Ein verspäteter Abschied von Peter Steele, dem Sänger der Band Type O Negative.

Die Entdeckung von Metal und Hard Rock gehört eindeutig zu meinen liebsten Erinnerungen an die 90er Jahre. Wirklich wild war meine Jugend nicht, aber ein klein wenig Rebellion ließ sich zumindest durch den Musikgeschmack und die entsprechende Kleidung ausdrücken. Die Bands waren eher schwarz gewandet und die Mucke düster, das hat geholfen, den Pubertätsfrust abzureagieren. Und sicher war es auch identitätsstiftend.

Letzten Monat ist mit Steele eine faszinierenden Person aus dieser Zeit gestorben. Fand es ganz schön, ihn mit dem Video mit einem Lächeln und in einem so entspannten Moment in Erinnerung zu behalten.

Das irdische Paradies

19. Dezember 2009

BurneJones_Galerie

Ich habe das Paradies gesehen… es hängt zur Zeit in der Staatsgalerie Stuttgart. Die Ausstellung mit Werken des englischen Malers Edward Burne-Jones geht noch bis 7. Februar 2010 und ich kann sie sehr empfehlen!

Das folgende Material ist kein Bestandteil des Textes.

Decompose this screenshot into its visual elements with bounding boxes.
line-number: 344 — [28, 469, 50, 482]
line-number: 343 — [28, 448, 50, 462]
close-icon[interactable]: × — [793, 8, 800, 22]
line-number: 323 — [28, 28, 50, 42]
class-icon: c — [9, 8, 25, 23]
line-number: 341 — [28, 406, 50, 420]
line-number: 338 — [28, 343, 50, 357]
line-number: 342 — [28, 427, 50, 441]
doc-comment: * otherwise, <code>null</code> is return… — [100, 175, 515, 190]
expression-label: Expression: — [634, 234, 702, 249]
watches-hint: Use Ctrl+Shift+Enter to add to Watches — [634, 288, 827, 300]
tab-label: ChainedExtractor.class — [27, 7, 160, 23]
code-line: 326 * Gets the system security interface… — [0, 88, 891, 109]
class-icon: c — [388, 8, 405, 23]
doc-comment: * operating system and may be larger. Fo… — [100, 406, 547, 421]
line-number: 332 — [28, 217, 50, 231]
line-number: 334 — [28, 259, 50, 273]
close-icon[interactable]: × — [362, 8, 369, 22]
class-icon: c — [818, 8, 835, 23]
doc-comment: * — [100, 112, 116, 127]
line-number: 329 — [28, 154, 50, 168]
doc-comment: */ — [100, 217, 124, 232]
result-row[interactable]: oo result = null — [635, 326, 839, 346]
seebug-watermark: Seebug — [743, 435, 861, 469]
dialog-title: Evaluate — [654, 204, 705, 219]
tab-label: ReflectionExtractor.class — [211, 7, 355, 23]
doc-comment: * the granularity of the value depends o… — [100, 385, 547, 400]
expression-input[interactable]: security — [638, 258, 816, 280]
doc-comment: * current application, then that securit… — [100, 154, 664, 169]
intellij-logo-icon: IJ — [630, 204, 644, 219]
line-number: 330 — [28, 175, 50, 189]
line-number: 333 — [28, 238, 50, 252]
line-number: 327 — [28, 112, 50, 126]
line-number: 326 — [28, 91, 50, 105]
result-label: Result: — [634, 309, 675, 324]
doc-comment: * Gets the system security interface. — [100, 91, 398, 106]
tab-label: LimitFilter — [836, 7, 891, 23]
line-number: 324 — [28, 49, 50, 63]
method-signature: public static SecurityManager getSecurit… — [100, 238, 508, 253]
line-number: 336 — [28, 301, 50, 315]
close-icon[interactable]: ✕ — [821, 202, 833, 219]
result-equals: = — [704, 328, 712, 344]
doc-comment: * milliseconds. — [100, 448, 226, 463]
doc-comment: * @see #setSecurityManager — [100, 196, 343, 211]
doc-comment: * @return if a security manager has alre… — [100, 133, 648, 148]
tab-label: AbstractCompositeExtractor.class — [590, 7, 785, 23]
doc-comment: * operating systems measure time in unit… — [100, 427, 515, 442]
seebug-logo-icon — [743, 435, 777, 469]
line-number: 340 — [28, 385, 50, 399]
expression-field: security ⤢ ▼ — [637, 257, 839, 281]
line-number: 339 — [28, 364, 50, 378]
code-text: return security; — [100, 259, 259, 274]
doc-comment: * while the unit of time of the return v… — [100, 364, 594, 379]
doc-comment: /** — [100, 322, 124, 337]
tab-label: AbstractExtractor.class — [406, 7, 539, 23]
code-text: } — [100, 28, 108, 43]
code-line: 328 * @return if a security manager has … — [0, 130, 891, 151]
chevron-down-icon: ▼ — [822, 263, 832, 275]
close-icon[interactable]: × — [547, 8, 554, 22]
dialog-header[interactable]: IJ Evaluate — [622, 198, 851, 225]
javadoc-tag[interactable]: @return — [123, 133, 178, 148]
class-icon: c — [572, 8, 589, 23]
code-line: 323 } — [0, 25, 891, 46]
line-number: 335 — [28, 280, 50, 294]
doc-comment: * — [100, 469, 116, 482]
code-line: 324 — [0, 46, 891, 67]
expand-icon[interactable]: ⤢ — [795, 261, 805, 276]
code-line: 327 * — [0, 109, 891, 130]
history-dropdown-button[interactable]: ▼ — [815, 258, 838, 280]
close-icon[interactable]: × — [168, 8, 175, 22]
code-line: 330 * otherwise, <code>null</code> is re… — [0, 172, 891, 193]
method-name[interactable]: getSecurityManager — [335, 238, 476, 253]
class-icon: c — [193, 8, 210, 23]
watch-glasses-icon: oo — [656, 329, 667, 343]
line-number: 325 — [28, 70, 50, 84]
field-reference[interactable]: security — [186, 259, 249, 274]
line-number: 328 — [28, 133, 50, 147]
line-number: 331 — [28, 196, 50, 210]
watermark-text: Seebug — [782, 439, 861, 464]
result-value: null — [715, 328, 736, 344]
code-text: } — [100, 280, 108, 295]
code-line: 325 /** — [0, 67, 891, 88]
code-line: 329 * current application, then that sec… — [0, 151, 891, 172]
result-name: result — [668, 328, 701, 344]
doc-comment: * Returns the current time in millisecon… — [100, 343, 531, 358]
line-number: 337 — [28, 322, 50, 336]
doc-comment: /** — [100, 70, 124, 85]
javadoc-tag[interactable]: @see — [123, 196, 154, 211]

Es sind wirklich eine Menge Arbeiten zu sehen, auch Wandteppiche und Vorstudien. Außerdem ist es immer wieder beeindruckend, wie farbintensiv und groß manche Bilder sind. Um meinen alten Kunst-Lehrer zu zitieren: “Eine Reproduktion ist nie so gut wie das Original!” Manches Detail wirkt aus einiger Entfernung völlig klar und scharf gezeichnet. Steht man dann auf armeslänge vor dem Werk, so wie es der Künstler beim Arbeiten gesehen haben muss, zeigt sich, dass es tatsächlich nur schemenhaft angedeutet ist.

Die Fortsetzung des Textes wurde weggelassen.